Thousands of studies, the researchers at Michigan note, show that tv violence does increase children's violent behaviour, and only 18 did not. Guess which ones the tv people point to and say there's no cause and effect or that tv does not have such a detrimental effect on people's intelligence or behaviour...The media are quick to point out - just as cigarette manufacturers used to - that watching tv is harmless, that it's a cultural or lifestyle choice, that there's no harm being done...Try going without television for a few months, clear your head and then watch - you'll be amazed at the effect on your mind, on your dreams, and on your physiology.



In our house, we have no TV.

People ask us - "how do you live?"

"Quite simply really. What do you think we did before TV? Our kids play a multitude of games, I write thousands of words a week, we run a tutorial company, and we have great conversations."

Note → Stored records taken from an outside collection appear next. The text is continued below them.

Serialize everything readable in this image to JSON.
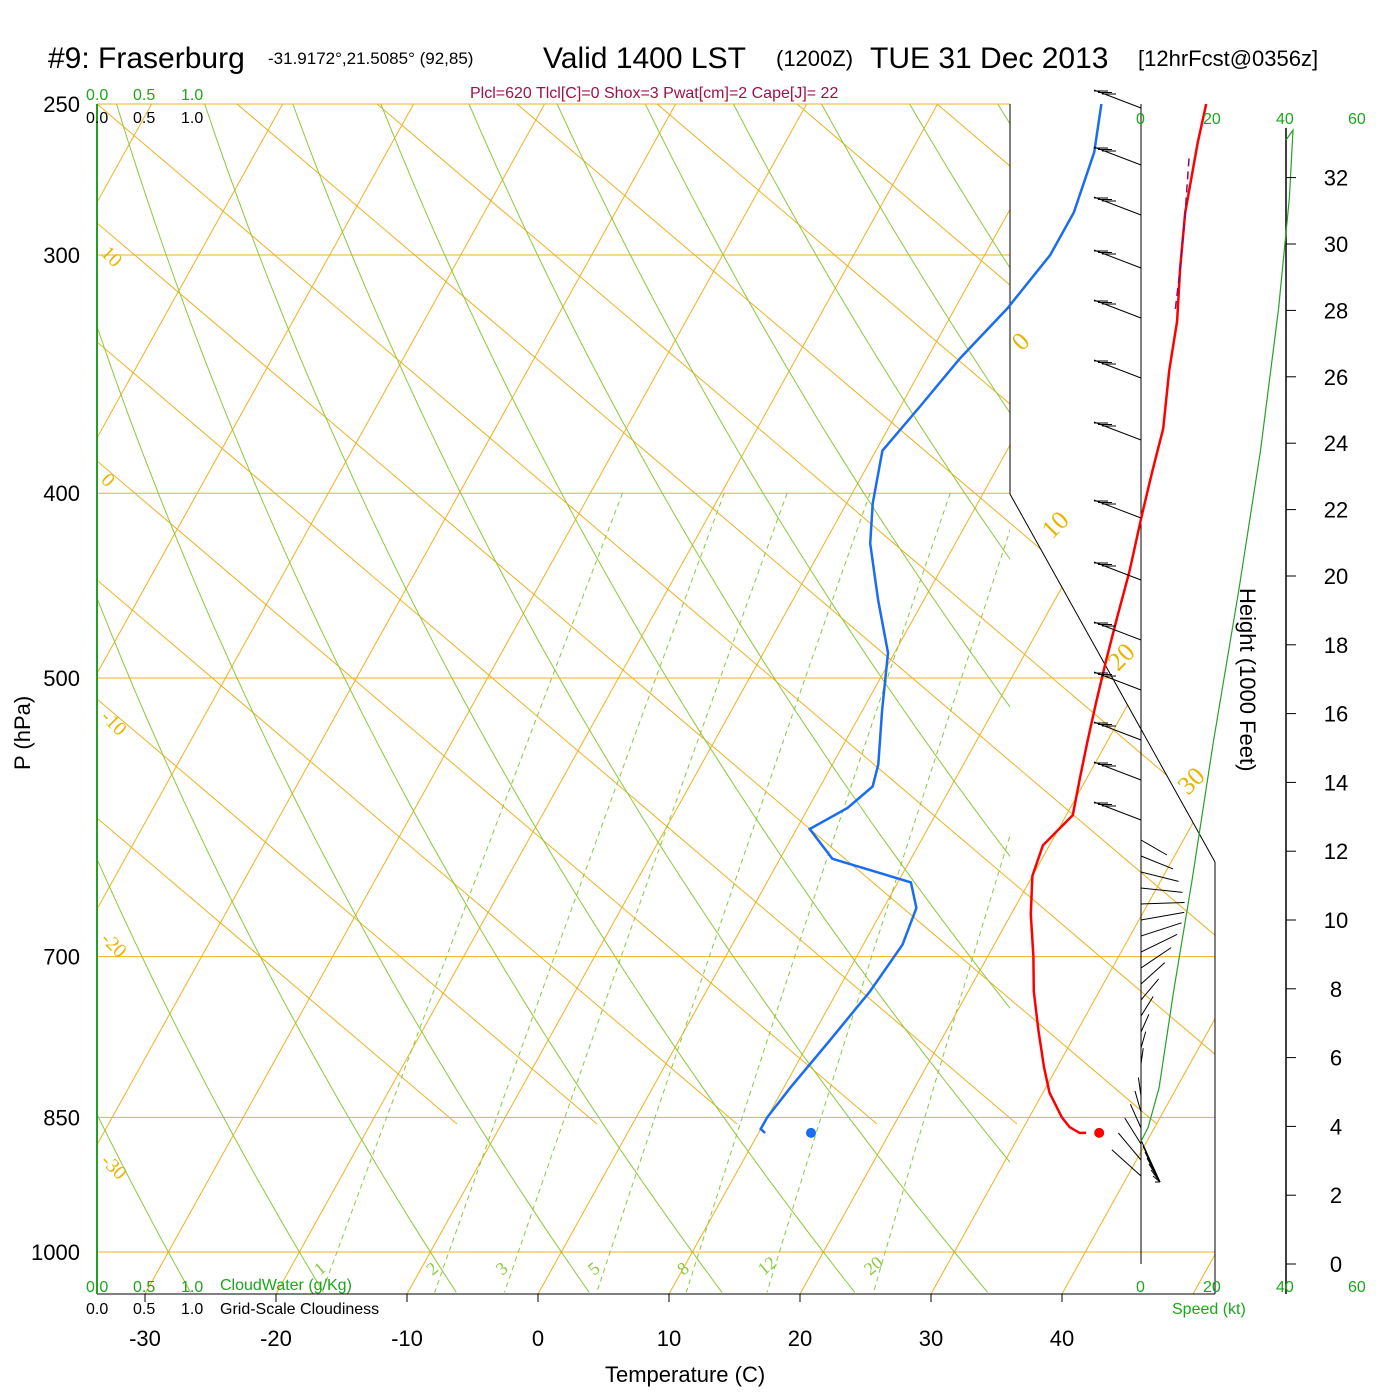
{
  "header": {
    "station": "#9: Fraserburg",
    "coords": "-31.9172°,21.5085° (92,85)",
    "valid": "Valid 1400 LST",
    "zulu": "(1200Z)",
    "date": "TUE 31 Dec 2013",
    "forecast": "[12hrFcst@0356z]",
    "indices": "Plcl=620 Tlcl[C]=0 Shox=3 Pwat[cm]=2 Cape[J]= 22"
  },
  "left_scale": {
    "cloudwater_ticks_top": [
      "0.0",
      "0.5",
      "1.0"
    ],
    "cloudiness_ticks_top": [
      "0.0",
      "0.5",
      "1.0"
    ],
    "cloudwater_ticks_bottom": [
      "0.0",
      "0.5",
      "1.0"
    ],
    "cloudiness_ticks_bottom": [
      "0.0",
      "0.5",
      "1.0"
    ],
    "cloudwater_label": "CloudWater (g/Kg)",
    "cloudiness_label": "Grid-Scale Cloudiness"
  },
  "speed_scale": {
    "ticks_top": [
      "0",
      "20",
      "40",
      "60"
    ],
    "ticks_bottom": [
      "0",
      "20",
      "40",
      "60"
    ],
    "label": "Speed (kt)"
  },
  "colors": {
    "temperature": "#ff0000",
    "dewpoint": "#1a6cf0",
    "isotherm": "#f0b020",
    "adiabat": "#8cc83c",
    "mixing_ratio": "#8cc83c",
    "parcel": "#8a0a6a",
    "speed_profile": "#28a028",
    "green_text": "#1aa81a"
  },
  "chart_data": {
    "type": "line",
    "title": "#9: Fraserburg",
    "xlabel": "Temperature (C)",
    "ylabel": "P (hPa)",
    "y2label": "Height (1000 Feet)",
    "x_ticks": [
      -30,
      -20,
      -10,
      0,
      10,
      20,
      30,
      40
    ],
    "y_ticks": [
      250,
      300,
      400,
      500,
      700,
      850,
      1000
    ],
    "height_ticks": [
      0,
      2,
      4,
      6,
      8,
      10,
      12,
      14,
      16,
      18,
      20,
      22,
      24,
      26,
      28,
      30,
      32
    ],
    "grid": true,
    "isotherm_labels": [
      "0",
      "10",
      "20",
      "30",
      "10",
      "0",
      "-10",
      "-20",
      "-30"
    ],
    "mixing_ratio_labels": [
      "1",
      "2",
      "3",
      "5",
      "8",
      "12",
      "20"
    ],
    "series": [
      {
        "name": "Temperature",
        "points": [
          [
            0.5,
            250
          ],
          [
            1.5,
            262
          ],
          [
            3.5,
            285
          ],
          [
            5.5,
            305
          ],
          [
            7.5,
            325
          ],
          [
            9.0,
            345
          ],
          [
            11.0,
            370
          ],
          [
            12.0,
            390
          ],
          [
            13.0,
            410
          ],
          [
            14.5,
            440
          ],
          [
            15.5,
            465
          ],
          [
            16.5,
            490
          ],
          [
            17.5,
            515
          ],
          [
            18.5,
            540
          ],
          [
            19.5,
            565
          ],
          [
            20.5,
            590
          ],
          [
            19.5,
            612
          ],
          [
            20.0,
            635
          ],
          [
            21.5,
            665
          ],
          [
            23.5,
            700
          ],
          [
            25.0,
            730
          ],
          [
            27.0,
            765
          ],
          [
            29.0,
            800
          ],
          [
            30.5,
            825
          ],
          [
            32.5,
            850
          ],
          [
            33.5,
            860
          ],
          [
            34.5,
            866
          ],
          [
            35.0,
            866
          ]
        ]
      },
      {
        "name": "Dewpoint",
        "points": [
          [
            -7.5,
            250
          ],
          [
            -6.0,
            265
          ],
          [
            -5.0,
            285
          ],
          [
            -5.0,
            300
          ],
          [
            -6.0,
            320
          ],
          [
            -7.5,
            340
          ],
          [
            -8.5,
            360
          ],
          [
            -9.5,
            380
          ],
          [
            -8.0,
            405
          ],
          [
            -6.5,
            425
          ],
          [
            -3.5,
            455
          ],
          [
            -0.5,
            485
          ],
          [
            1.5,
            520
          ],
          [
            3.5,
            555
          ],
          [
            4.0,
            570
          ],
          [
            3.0,
            585
          ],
          [
            1.0,
            600
          ],
          [
            4.0,
            622
          ],
          [
            11.0,
            640
          ],
          [
            12.5,
            660
          ],
          [
            13.0,
            690
          ],
          [
            12.5,
            730
          ],
          [
            11.5,
            775
          ],
          [
            10.5,
            820
          ],
          [
            10.0,
            850
          ],
          [
            10.0,
            862
          ],
          [
            10.5,
            866
          ]
        ]
      },
      {
        "name": "Parcel",
        "points": [
          [
            1.5,
            267
          ],
          [
            3.5,
            285
          ],
          [
            5.5,
            305
          ],
          [
            7.0,
            322
          ]
        ]
      }
    ],
    "surface_temperature": 36,
    "surface_dewpoint": 14,
    "wind_speed_profile_kt": [
      [
        0,
        875
      ],
      [
        2,
        860
      ],
      [
        5,
        820
      ],
      [
        9,
        730
      ],
      [
        14,
        640
      ],
      [
        20,
        540
      ],
      [
        27,
        450
      ],
      [
        33,
        380
      ],
      [
        38,
        320
      ],
      [
        41,
        280
      ],
      [
        42,
        258
      ]
    ]
  }
}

If you've got a telly in the kids' bedrooms, take it out when they're at school. And better still, just chuck it away.

We are poisoning their brains and draining their minds. We're debilitating their behaviour. We are producing zombies.

They are our future. They are your future too.

To paraphrase Jean-Jacques Rousseau:

We have nothing to lose but the plug.

Remember, our grandparents were having more fun!